As we walked along, the tide was coming in and the Oystercatchers were getting closer. Rufus is inquisitive and I knew he’s be off to see what they were up to. I pointed the camera at the birds and waited. Sure enough, as soon as he got close, they rose as one and I got some fine photos of Oystercatchers on the wing. We left them alone and headed inland to a point where the tide was closest to the dunes. Here I threw stones and sticks for Rufus to chase into the sea, not that he needed an excuse to paddle. I love watching him bounce around and splash in the water and although he’s not as quick as he used to be, he makes up for it by enthusiastically barking to encourage me to throw more sticks.

It was time to turn around and now was when I got my bin bag out and started to pick up other people’s litter.
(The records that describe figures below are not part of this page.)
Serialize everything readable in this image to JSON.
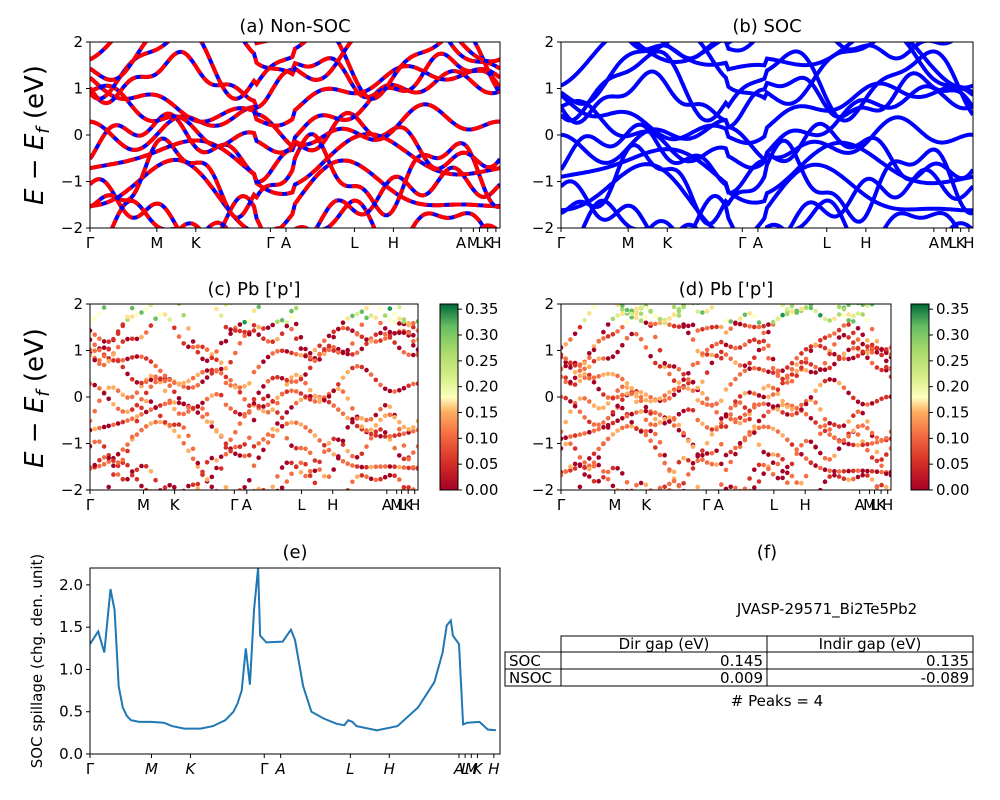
{
  "panels": {
    "a": {
      "title": "(a) Non-SOC"
    },
    "b": {
      "title": "(b) SOC"
    },
    "c": {
      "title": "(c)  Pb ['p']"
    },
    "d": {
      "title": "(d) Pb ['p']"
    },
    "e": {
      "title": "(e)"
    },
    "f": {
      "title": "(f)"
    }
  },
  "y_label_energy": "E − E_f (eV)",
  "y_label_spillage": "SOC spillage (chg. den. unit)",
  "colors": {
    "nonsoc_red": "#ff0000",
    "soc_blue": "#0000ff",
    "spillage_line": "#1f77b4"
  },
  "colorbar": {
    "ticks": [
      "0.00",
      "0.05",
      "0.10",
      "0.15",
      "0.20",
      "0.25",
      "0.30",
      "0.35"
    ],
    "cmap": "RdYlGn"
  },
  "band_kpath_labels": [
    "Γ",
    "M",
    "K",
    "Γ",
    "A",
    "L",
    "H",
    "A",
    "M",
    "L",
    "K",
    "H"
  ],
  "band_kpath_pos": [
    0,
    0.163,
    0.258,
    0.44,
    0.478,
    0.645,
    0.74,
    0.905,
    0.935,
    0.95,
    0.97,
    0.99
  ],
  "kpath_lines_label": "|",
  "energy_ticks": [
    "−2",
    "−1",
    "0",
    "1",
    "2"
  ],
  "spillage_ticks": [
    "0.0",
    "0.5",
    "1.0",
    "1.5",
    "2.0"
  ],
  "spillage_kpath_labels": [
    "Γ",
    "M",
    "K",
    "Γ",
    "A",
    "L",
    "H",
    "A",
    "L",
    "M",
    "K",
    "H"
  ],
  "spillage_kpath_pos": [
    0,
    0.15,
    0.245,
    0.425,
    0.465,
    0.635,
    0.73,
    0.9,
    0.915,
    0.93,
    0.945,
    0.985
  ],
  "table": {
    "material_id": "JVASP-29571_Bi2Te5Pb2",
    "col_headers": [
      "Dir gap (eV)",
      "Indir gap (eV)"
    ],
    "rows": [
      {
        "label": "SOC",
        "dir": "0.145",
        "indir": "0.135"
      },
      {
        "label": "NSOC",
        "dir": "0.009",
        "indir": "-0.089"
      }
    ],
    "peaks_text": "# Peaks = 4"
  },
  "chart_data": [
    {
      "type": "line",
      "panel": "a",
      "title": "(a) Non-SOC",
      "ylabel": "E − E_f (eV)",
      "ylim": [
        -2,
        2
      ],
      "series_style": "red/blue dashed bands",
      "bands_at_gamma": [
        1.15,
        0.25,
        -0.75,
        -1.2,
        -1.6,
        -1.9
      ],
      "bands_at_M": [
        1.5,
        0.9,
        -1.0,
        -1.4,
        -1.7,
        -1.9
      ]
    },
    {
      "type": "line",
      "panel": "b",
      "title": "(b) SOC",
      "ylabel": "",
      "ylim": [
        -2,
        2
      ],
      "series_style": "blue bands",
      "bands_at_gamma": [
        1.25,
        0.35,
        -0.55,
        -1.05,
        -1.3,
        -1.55,
        -1.85
      ],
      "bands_at_M": [
        1.55,
        0.95,
        -0.95,
        -1.35,
        -1.6,
        -1.85
      ]
    },
    {
      "type": "scatter",
      "panel": "c",
      "title": "(c)  Pb ['p']",
      "ylim": [
        -2,
        2
      ],
      "colorbar_range": [
        0,
        0.36
      ]
    },
    {
      "type": "scatter",
      "panel": "d",
      "title": "(d) Pb ['p']",
      "ylim": [
        -2,
        2
      ],
      "colorbar_range": [
        0,
        0.36
      ]
    },
    {
      "type": "line",
      "panel": "e",
      "title": "(e)",
      "ylabel": "SOC spillage (chg. den. unit)",
      "ylim": [
        0,
        2.2
      ],
      "x": [
        0,
        0.02,
        0.035,
        0.05,
        0.06,
        0.07,
        0.08,
        0.09,
        0.1,
        0.12,
        0.15,
        0.18,
        0.2,
        0.23,
        0.27,
        0.3,
        0.33,
        0.35,
        0.36,
        0.37,
        0.38,
        0.39,
        0.4,
        0.41,
        0.415,
        0.43,
        0.47,
        0.49,
        0.5,
        0.52,
        0.54,
        0.57,
        0.6,
        0.62,
        0.63,
        0.64,
        0.65,
        0.7,
        0.75,
        0.8,
        0.84,
        0.86,
        0.87,
        0.88,
        0.885,
        0.9,
        0.91,
        0.92,
        0.95,
        0.97,
        0.99
      ],
      "y": [
        1.3,
        1.45,
        1.2,
        1.95,
        1.7,
        0.8,
        0.55,
        0.45,
        0.4,
        0.38,
        0.38,
        0.37,
        0.33,
        0.3,
        0.3,
        0.33,
        0.4,
        0.5,
        0.6,
        0.75,
        1.25,
        0.82,
        1.7,
        2.2,
        1.4,
        1.32,
        1.33,
        1.47,
        1.35,
        0.8,
        0.5,
        0.42,
        0.36,
        0.34,
        0.4,
        0.38,
        0.33,
        0.28,
        0.33,
        0.55,
        0.85,
        1.2,
        1.52,
        1.58,
        1.4,
        1.3,
        0.35,
        0.37,
        0.38,
        0.29,
        0.28
      ]
    }
  ]
}
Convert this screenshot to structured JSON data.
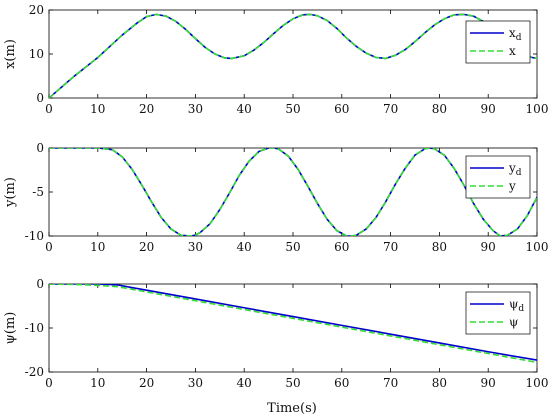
{
  "colors": {
    "desired": "#0000CC",
    "actual": "#33DD33",
    "axis": "#000000",
    "background": "#ffffff"
  },
  "chart_data": [
    {
      "type": "line",
      "ylabel": "x(m)",
      "xlabel": "",
      "xlim": [
        0,
        100
      ],
      "ylim": [
        0,
        20
      ],
      "xticks": [
        "0",
        "10",
        "20",
        "30",
        "40",
        "50",
        "60",
        "70",
        "80",
        "90",
        "100"
      ],
      "yticks": [
        "0",
        "10",
        "20"
      ],
      "legend_position": "right",
      "legend": [
        {
          "text": "x",
          "sub": "d",
          "style": "solid"
        },
        {
          "text": "x",
          "sub": "",
          "style": "dashed"
        }
      ],
      "series": [
        {
          "name": "x_d",
          "style": "solid",
          "x": [
            0,
            5,
            10,
            15,
            18,
            20,
            22,
            24,
            26,
            28,
            30,
            32,
            34,
            36,
            37.5,
            40,
            42,
            44,
            46,
            48,
            50,
            52,
            53.5,
            55,
            57,
            59,
            61,
            63,
            65,
            67,
            69,
            71,
            73,
            75,
            77,
            79,
            81,
            83,
            85,
            87,
            89,
            91,
            93,
            95,
            97,
            99,
            100
          ],
          "y": [
            0,
            4.8,
            9.2,
            14.3,
            17.0,
            18.5,
            19.0,
            18.6,
            17.4,
            15.6,
            13.5,
            11.5,
            10.0,
            9.1,
            9.0,
            9.6,
            10.9,
            12.6,
            14.6,
            16.5,
            18.0,
            18.9,
            19.0,
            18.7,
            17.6,
            15.8,
            13.6,
            11.7,
            10.2,
            9.2,
            9.0,
            9.7,
            11.0,
            12.8,
            14.8,
            16.6,
            18.0,
            18.9,
            19.0,
            18.6,
            17.4,
            15.5,
            13.4,
            11.5,
            10.0,
            9.2,
            9.0
          ]
        },
        {
          "name": "x",
          "style": "dashed",
          "x": [
            0,
            5,
            10,
            15,
            18,
            20,
            22,
            24,
            26,
            28,
            30,
            32,
            34,
            36,
            37.5,
            40,
            42,
            44,
            46,
            48,
            50,
            52,
            53.5,
            55,
            57,
            59,
            61,
            63,
            65,
            67,
            69,
            71,
            73,
            75,
            77,
            79,
            81,
            83,
            85,
            87,
            89,
            91,
            93,
            95,
            97,
            99,
            100
          ],
          "y": [
            0,
            4.8,
            9.2,
            14.3,
            17.0,
            18.5,
            19.0,
            18.6,
            17.4,
            15.6,
            13.5,
            11.5,
            10.0,
            9.1,
            9.0,
            9.6,
            10.9,
            12.6,
            14.6,
            16.5,
            18.0,
            18.9,
            19.0,
            18.7,
            17.6,
            15.8,
            13.6,
            11.7,
            10.2,
            9.2,
            9.0,
            9.7,
            11.0,
            12.8,
            14.8,
            16.6,
            18.0,
            18.9,
            19.0,
            18.6,
            17.4,
            15.5,
            13.4,
            11.5,
            10.0,
            9.2,
            9.0
          ]
        }
      ]
    },
    {
      "type": "line",
      "ylabel": "y(m)",
      "xlabel": "",
      "xlim": [
        0,
        100
      ],
      "ylim": [
        -10,
        0
      ],
      "xticks": [
        "0",
        "10",
        "20",
        "30",
        "40",
        "50",
        "60",
        "70",
        "80",
        "90",
        "100"
      ],
      "yticks": [
        "0",
        "-5",
        "-10"
      ],
      "legend_position": "right",
      "legend": [
        {
          "text": "y",
          "sub": "d",
          "style": "solid"
        },
        {
          "text": "y",
          "sub": "",
          "style": "dashed"
        }
      ],
      "series": [
        {
          "name": "y_d",
          "style": "solid",
          "x": [
            0,
            5,
            10,
            13,
            15,
            17,
            19,
            21,
            23,
            25,
            27,
            29,
            30,
            31,
            33,
            35,
            37,
            39,
            41,
            43,
            45,
            46,
            47,
            49,
            51,
            53,
            55,
            57,
            59,
            61,
            62,
            63,
            65,
            67,
            69,
            71,
            73,
            75,
            77,
            78,
            79,
            81,
            83,
            85,
            87,
            89,
            91,
            92.5,
            94,
            96,
            98,
            100
          ],
          "y": [
            0,
            0,
            0,
            -0.2,
            -1.0,
            -2.4,
            -4.2,
            -6.1,
            -7.9,
            -9.2,
            -9.9,
            -10.0,
            -9.9,
            -9.6,
            -8.6,
            -7.0,
            -5.1,
            -3.1,
            -1.5,
            -0.4,
            0.0,
            0.0,
            -0.1,
            -0.9,
            -2.4,
            -4.3,
            -6.3,
            -8.1,
            -9.4,
            -10.0,
            -10.0,
            -9.9,
            -9.2,
            -7.9,
            -6.1,
            -4.1,
            -2.3,
            -0.8,
            -0.1,
            0.0,
            -0.1,
            -0.8,
            -2.3,
            -4.2,
            -6.3,
            -8.1,
            -9.4,
            -10.0,
            -9.9,
            -9.2,
            -7.7,
            -5.6
          ]
        },
        {
          "name": "y",
          "style": "dashed",
          "x": [
            0,
            5,
            10,
            13,
            15,
            17,
            19,
            21,
            23,
            25,
            27,
            29,
            30,
            31,
            33,
            35,
            37,
            39,
            41,
            43,
            45,
            46,
            47,
            49,
            51,
            53,
            55,
            57,
            59,
            61,
            62,
            63,
            65,
            67,
            69,
            71,
            73,
            75,
            77,
            78,
            79,
            81,
            83,
            85,
            87,
            89,
            91,
            92.5,
            94,
            96,
            98,
            100
          ],
          "y": [
            0,
            0,
            0,
            -0.2,
            -1.0,
            -2.4,
            -4.2,
            -6.1,
            -7.9,
            -9.2,
            -9.9,
            -10.0,
            -9.9,
            -9.6,
            -8.6,
            -7.0,
            -5.1,
            -3.1,
            -1.5,
            -0.4,
            0.0,
            0.0,
            -0.1,
            -0.9,
            -2.4,
            -4.3,
            -6.3,
            -8.1,
            -9.4,
            -10.0,
            -10.0,
            -9.9,
            -9.2,
            -7.9,
            -6.1,
            -4.1,
            -2.3,
            -0.8,
            -0.1,
            0.0,
            -0.1,
            -0.8,
            -2.3,
            -4.2,
            -6.3,
            -8.1,
            -9.4,
            -10.0,
            -9.9,
            -9.2,
            -7.7,
            -5.6
          ]
        }
      ]
    },
    {
      "type": "line",
      "ylabel": "ψ(m)",
      "xlabel": "Time(s)",
      "xlim": [
        0,
        100
      ],
      "ylim": [
        -20,
        0
      ],
      "xticks": [
        "0",
        "10",
        "20",
        "30",
        "40",
        "50",
        "60",
        "70",
        "80",
        "90",
        "100"
      ],
      "yticks": [
        "0",
        "-10",
        "-20"
      ],
      "legend_position": "right",
      "legend": [
        {
          "text": "ψ",
          "sub": "d",
          "style": "solid"
        },
        {
          "text": "ψ",
          "sub": "",
          "style": "dashed"
        }
      ],
      "series": [
        {
          "name": "psi_d",
          "style": "solid",
          "x": [
            0,
            5,
            10,
            14,
            20,
            30,
            40,
            50,
            60,
            70,
            80,
            90,
            100
          ],
          "y": [
            0,
            0,
            0,
            -0.2,
            -1.4,
            -3.4,
            -5.4,
            -7.4,
            -9.4,
            -11.4,
            -13.4,
            -15.4,
            -17.3
          ]
        },
        {
          "name": "psi",
          "style": "dashed",
          "x": [
            0,
            5,
            10,
            14,
            20,
            30,
            40,
            50,
            60,
            70,
            80,
            90,
            100
          ],
          "y": [
            0,
            -0.1,
            -0.3,
            -0.6,
            -1.8,
            -3.8,
            -5.8,
            -7.8,
            -9.8,
            -11.8,
            -13.8,
            -15.8,
            -17.8
          ]
        }
      ]
    }
  ]
}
Very quickly, it was clear that I couldn’t manage to collect everything so I decided to prioritise plastic and my personal objects of hatred – plastic fishing line and net. Soon I had a bag full, including two beer bottles and a broken plastic spade. Unfortunately, the sharp edged plastic tore the bag and before I knew it, the bin bag had shredded. I had a dilemma. I was about 30 minutes from the car and there was no way I could carry all the rubbish back with me.

I don’t claim to be practically clever but I today had a moment of insight. Most of the rubbish was plastic fishing line and with a little re-arranging and with the aid of two of Rufus’ poo bags, I managed to truss up most of the rubbish into a package I could carry. Unfortunately, I had to leave the two beer bottles but they weren’t broken so it wasn’t a disaster. For the next half hour, I carefully carried the bundle of rubbish through the dunes and along the tree lined pathway to the car park, where there was a convenient bin to deposit it all in.

Neither of us were ready to go home so we took a little detour to Broadpool on the way back. I think the heron has taken a dislike to my blue car. When I used to park the red one next to the pool, it would hang about but as soon as it sees the blue one it’s off. We don’t chase the heron as it’s nervous enough. Instead, I watched swallows diving for insects, the Canada Geese taking a nap and the turtles still basking in the sun. I tried to get photos of the dragonflies but they were too quick for the camera to focus on.

Back home, a shower was on the cards for the one of us that was covered in salt and sand.